# A A function whose integral is either 0 or 1

1. Mar 21, 2016

### friend

I'm trying to generalize the property of the Kronecker delta function which gives
$$\sum\nolimits_{i = 0}^n {{\delta _{ij}}} = \left\{ {\begin{array}{*{20}{c}} 1&{0 < j < n\,\,\,\,\,\,\,\,\,\,\,}\\ 0&{j < 0\,\,or\,\,n < j} \end{array}} \right\}\,\,.$$
The continuous case seems to be the Dirac delta function such that
$$\int_R {{\rm{\delta (x - }}{{\rm{x}}_0}){\rm{dx}}} = \left\{ {\begin{array}{*{20}{c}} {\begin{array}{*{20}{c}} 1&{{x_0} \in R} \end{array}}\\ {\begin{array}{*{20}{c}} 0&{{x_0} \notin R} \end{array}} \end{array}} \right\}\,\,.$$
But only using the Dirac delta function seems too restrictive for most applications. I'd like to keep the property of the integral being either 0 or 1, depending on whether some parameter, x0, is or is not within the limits of the integral. But I can't think of any other function for which this is true. It seems that any other continuous function defined only in R will give the same integral no matter if x0 is inside or outside R. So it seems the only way to insure that x0 is always within R is to make R be the whole real line from -∞ to +∞, in which case there is no integration to 0 since x0 is always within R.

But I'm sure I don't know everything. And someone here might know something I don't.

2. Mar 21, 2016

### BvU

I don't follow. Would you have some examples ?
Well, nobody is taking it away from you. You must mean something else than what I read from this sentence ?
Isn't clear to me either.

In summary: I tried to understand what your problem is but did not succeed. Can you help me ?

I suppose you read the wikipedia lemma ?

3. Mar 21, 2016

### friend

Ultimately, I'm hoping to be able to recognize that the wave-functions of quantum mechanics can be seen as test functions with compact support such that for values of some parameters inside the range of that support this guarantees that they can be normalized to 1, and for values outside that support the normalization must be zero. This may allow me to draw parallels between quantum mechanics and some logic that I'm considering.

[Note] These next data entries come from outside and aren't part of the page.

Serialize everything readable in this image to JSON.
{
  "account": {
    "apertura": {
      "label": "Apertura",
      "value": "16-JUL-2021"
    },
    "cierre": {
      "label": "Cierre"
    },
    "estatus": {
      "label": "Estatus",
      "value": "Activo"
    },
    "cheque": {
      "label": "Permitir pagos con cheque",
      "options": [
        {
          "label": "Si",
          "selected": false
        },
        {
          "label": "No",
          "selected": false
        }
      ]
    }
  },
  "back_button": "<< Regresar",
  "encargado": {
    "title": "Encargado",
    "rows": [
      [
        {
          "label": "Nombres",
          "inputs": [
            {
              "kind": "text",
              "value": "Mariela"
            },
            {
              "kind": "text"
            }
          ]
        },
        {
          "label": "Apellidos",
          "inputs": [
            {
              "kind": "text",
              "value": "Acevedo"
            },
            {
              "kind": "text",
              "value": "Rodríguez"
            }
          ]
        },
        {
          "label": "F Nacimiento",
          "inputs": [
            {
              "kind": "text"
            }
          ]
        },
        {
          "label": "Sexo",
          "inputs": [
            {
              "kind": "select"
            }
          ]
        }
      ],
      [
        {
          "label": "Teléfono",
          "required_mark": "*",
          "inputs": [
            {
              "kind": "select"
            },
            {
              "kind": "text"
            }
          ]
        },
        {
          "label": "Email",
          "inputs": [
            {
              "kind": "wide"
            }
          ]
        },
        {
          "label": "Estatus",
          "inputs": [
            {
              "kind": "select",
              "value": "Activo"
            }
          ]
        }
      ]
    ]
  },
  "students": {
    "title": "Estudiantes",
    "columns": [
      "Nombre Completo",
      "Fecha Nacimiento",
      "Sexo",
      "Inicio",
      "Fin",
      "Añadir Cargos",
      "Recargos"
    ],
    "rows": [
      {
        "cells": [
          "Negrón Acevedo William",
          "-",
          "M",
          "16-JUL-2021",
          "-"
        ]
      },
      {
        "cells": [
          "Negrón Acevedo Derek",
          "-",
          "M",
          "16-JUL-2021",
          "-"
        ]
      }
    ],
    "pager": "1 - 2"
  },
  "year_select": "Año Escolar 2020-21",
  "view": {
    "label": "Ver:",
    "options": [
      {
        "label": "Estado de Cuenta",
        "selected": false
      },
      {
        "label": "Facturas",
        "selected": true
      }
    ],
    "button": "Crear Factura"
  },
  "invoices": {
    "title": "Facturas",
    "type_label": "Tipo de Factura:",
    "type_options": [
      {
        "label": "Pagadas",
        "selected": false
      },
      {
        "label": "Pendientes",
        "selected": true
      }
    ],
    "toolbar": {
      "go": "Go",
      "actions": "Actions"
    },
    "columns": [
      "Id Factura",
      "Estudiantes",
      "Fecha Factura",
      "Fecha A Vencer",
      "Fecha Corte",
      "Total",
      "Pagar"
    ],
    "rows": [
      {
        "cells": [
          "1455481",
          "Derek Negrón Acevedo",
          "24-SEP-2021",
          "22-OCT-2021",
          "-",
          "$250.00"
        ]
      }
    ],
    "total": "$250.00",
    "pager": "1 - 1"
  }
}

Or perhaps this is a way to prove that normalization must always be done from -∞ to +∞, (so that the parameter is always in the support) and we only normalize in smaller regions for practical reasons, such as with an infinite square well.

So for example, I think we could always construct a formula that guarantees an integral of 1 for x0∈R, and 0 otherwise, by using the unit step function. With a step function,
$$H(z) = \begin{array}{*{20}{c}} 1&{0 < z}\\ 0&{z < 0} \end{array}\,\,\,\,.$$
Then, $[H({x_0} - {x_{\min }}) - H({x_0} - {x_{\max }})] = 1$ for ${x_{\min }} < {x_0} < {x_{\max }}$, and 0 otherwise. Then we have
$$\int_R {\psi (x)} [H({x_0} - {x_{\min }}) - H({x_0} - {x_{\max }})]\,dx\,\, = \,\,\left\{ {\begin{array}{*{20}{c}} 1&{{x_0} \in R}\\ 0&{{x_0} \notin R} \end{array}} \right\}$$
with $R = \{ {x_{\min }} < x < {x_{\max }}\}$, and only if
$$\int_R {\psi (x)dx = 1\,\,.}$$
But I don't see this being used. So maybe that justifies the use of integrating throughout the entire real line.

4. Mar 26, 2016

### The Bill

It seems like you don't need the integral to be 1 only when a particular point is in the range of integration for your application. Simply having an integral of 1 over an entire compact region and a value of 0 outside that region would seem to be sufficient.

I'd look at bump functions in particular.